Broken Down Dam (formerly the Fergus Falls Hydro Dam or Fergus Falls City Light Station) was a concrete hydroelectric gravity dam on the Otter Tail River in Otter Tail County, Minnesota in the United States. Constructed in 1908 to supply power to the nearby town of Fergus Falls, the dam suddenly failed on September 24, 1909. Collapse of the dam caused the failure of four others downstream as well as significant property damage. There were no deaths. City officials left the damaged structure in place and today its ruins lie along the recreational Otter Tail River State Water Trail at Broken Down Dam Park. The only flood recorded in the history of Fergus Falls was due to this disaster.

== Construction ==
In 1907, the growing city of Fergus Falls began enhancing a dam on the Otter Tail River about two miles upstream at Page Mill to satisfy its electricity needs. The mill had burned several years earlier and the city used the small dam as a power plant. At the same time, the city began constructing a much larger dam about three miles above the city as a permanent replacement. The new dam began generating power in 1908. Engineers had unknowingly built the dam on top of a spring without having done proper site evaluations. By the following year the concrete foundations had been undermined by the spring flows.

== Collapse ==
At 4:20 a.m. on September 24, 1909, dam attendants discovered the electric lights fading and water flowing over the powerhouse floor. They quickly fled along a railway embankment just as the 10-ton generator was swept into the river. They reached a farm, procured a team of horses, and headed towards Fergus Falls to raise alarm. En route they met the city electrical superintendent travelling towards the dam to find out why power had failed and why the station crew had not answered the telephone.

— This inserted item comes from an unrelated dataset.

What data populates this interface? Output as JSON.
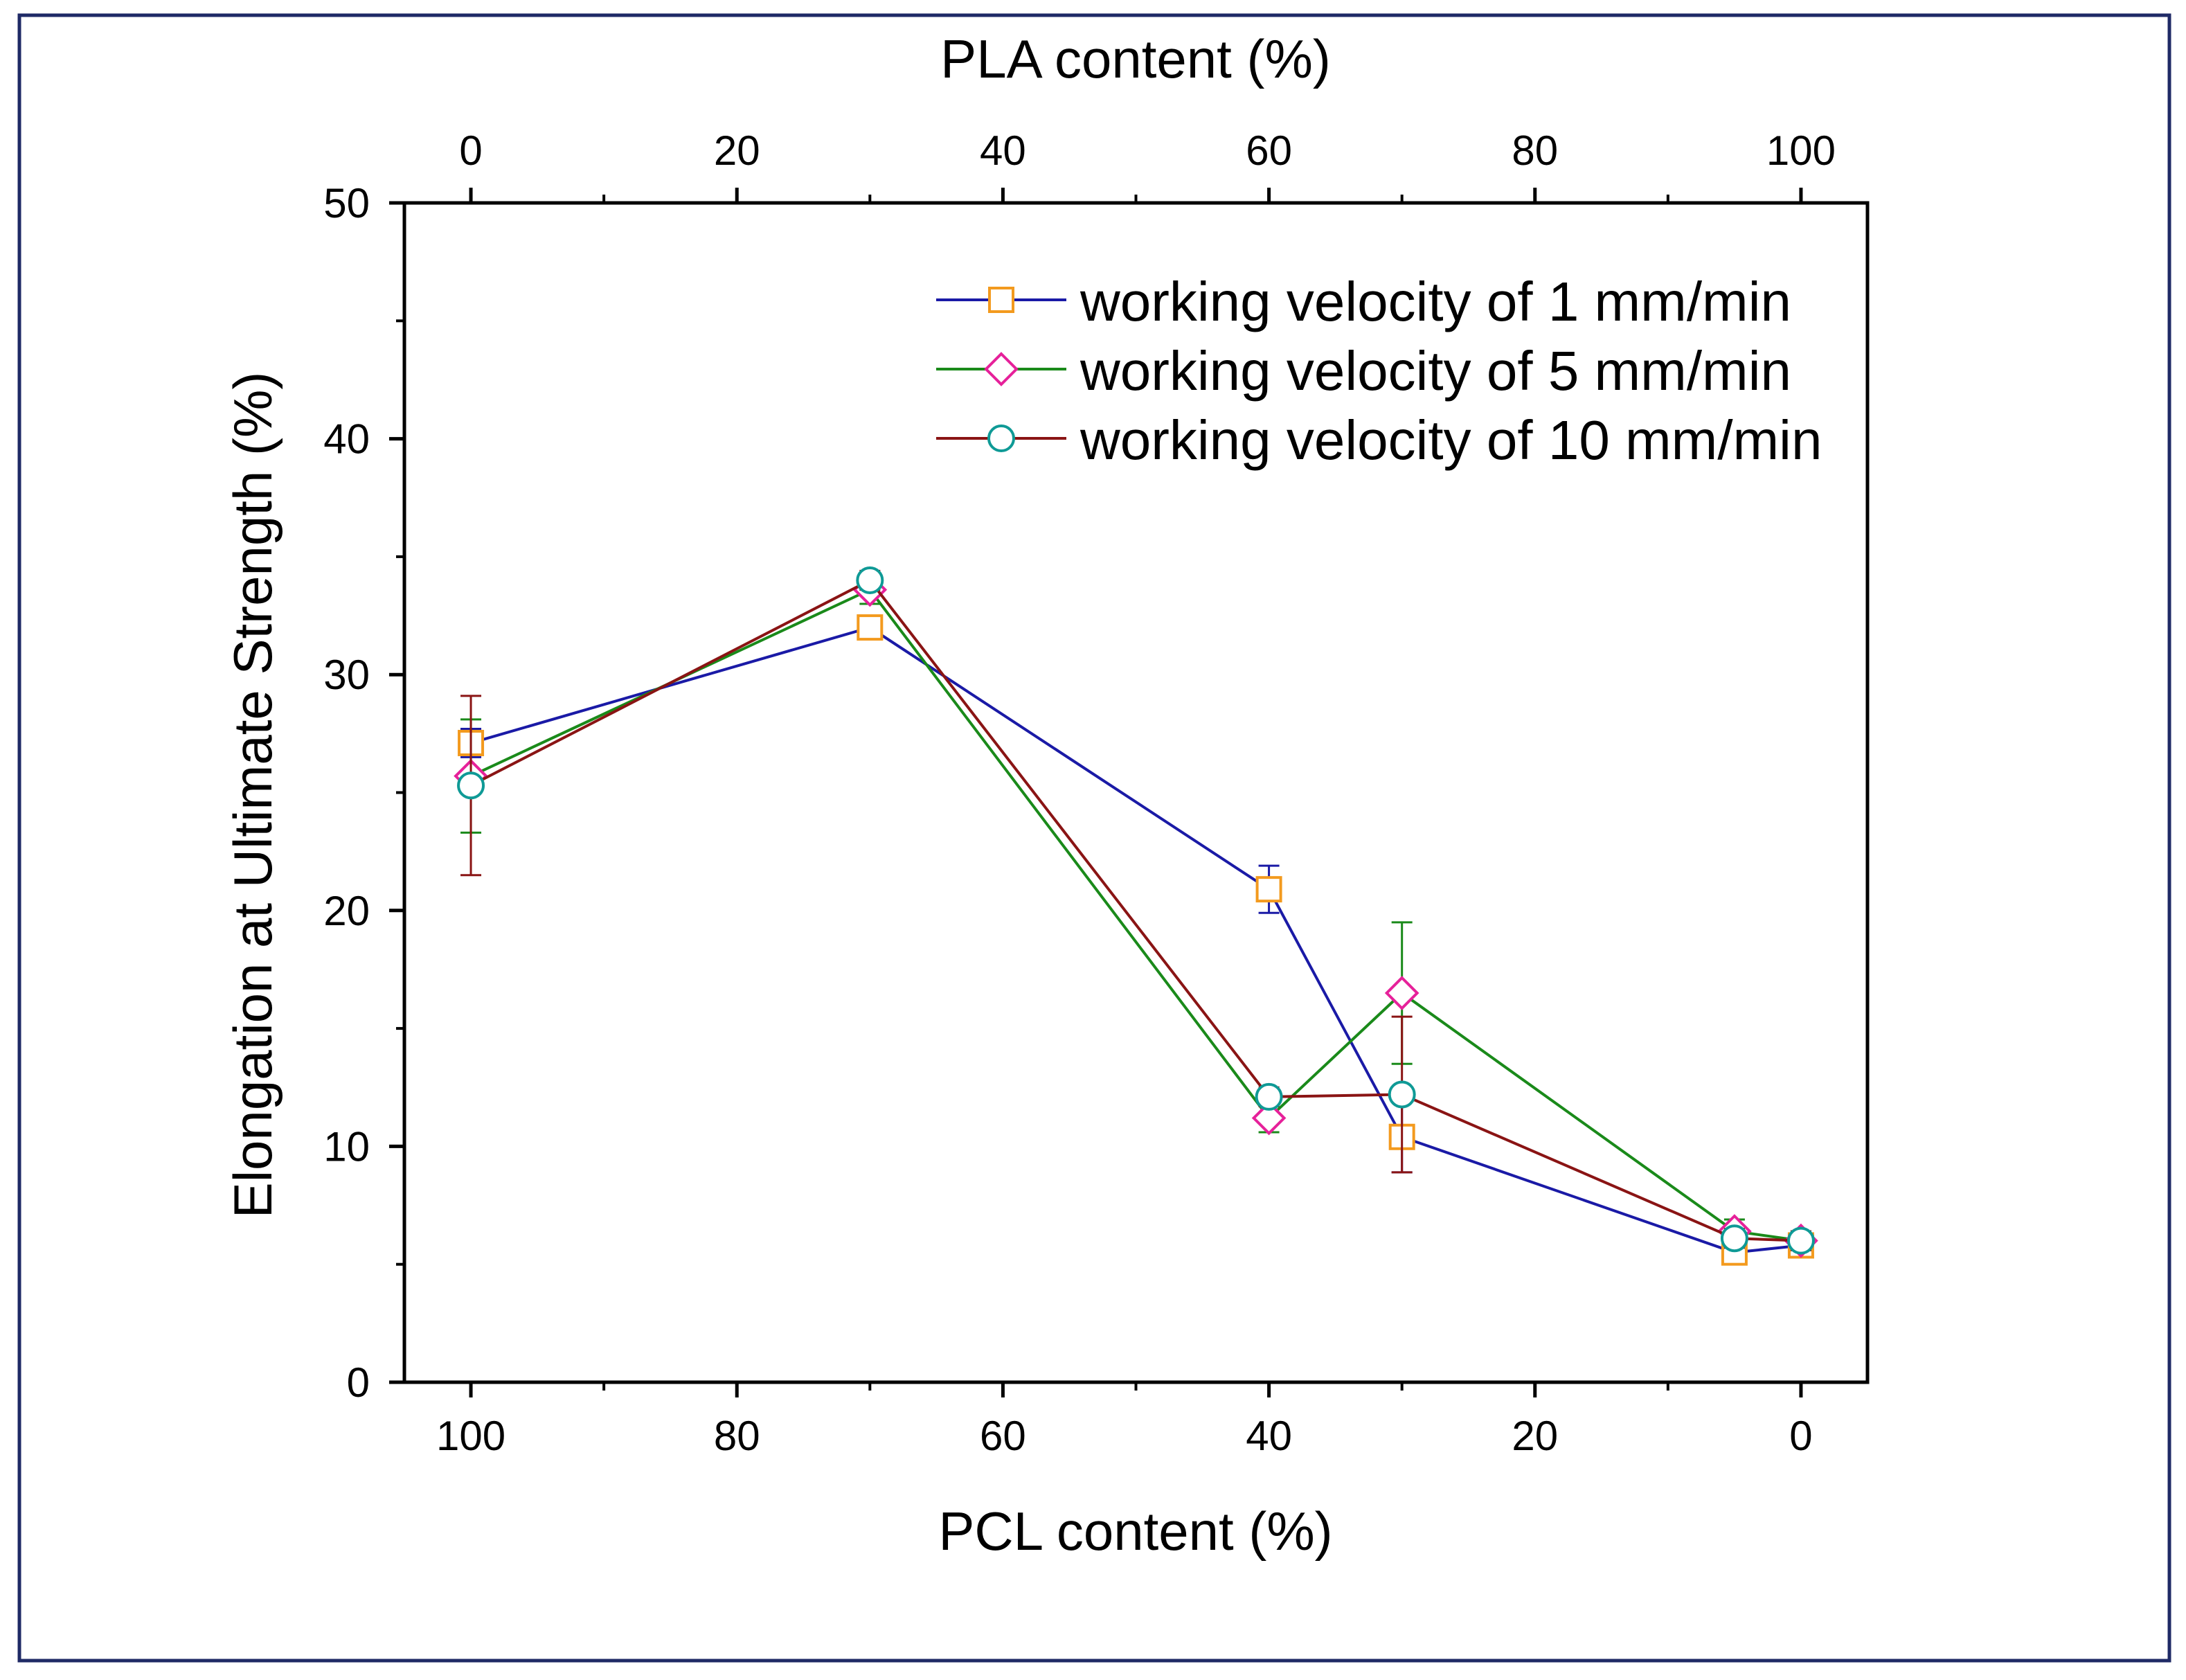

The dam broke in the center and the resulting flood first destroyed the Kirk Dam, which furnished power for the city water works. The water then destroyed the Mount Faith Avenue Bridge. One block further downstream the Red River Mill Dam and Woolen Mill Dam were swept away. Damage to the two mills totaled over $15,000. The Central Dam in the city also failed. While there was additional flooding to homes and farms, there was no loss of life.

Dayton Hollow Dam, 5 mi to the southwest, was saved from destruction. Its owner, president of the Otter Tail Power Company Vernon Wright, received enough advance warning to reach his dam by 6:15 a.m. and open the flood gates. Following the disaster, Otter Tail Power was engaged by the city to build their transmission lines into town. This helped spawn a local rumor, fueled by radical newspaper editor Haldor E. Boen, that Wright had deliberately destroyed City Dam by secretly distributing quicksilver from a rowboat to undermine it. Later it was determined natural springs under its foundation made the dam's failure inevitable.

== Site today ==
Broken Down Dam Park, established in 1949, is adjacent to the dam and is 11 acre in size. The dam itself forms "odd and engaging" ruins at mile 52 along the Otter Tail River State Water Trail, managed by the Minnesota Department of Natural Resources. During high river flows, water rushes between concrete blocks of the old structure creating Class III rapids.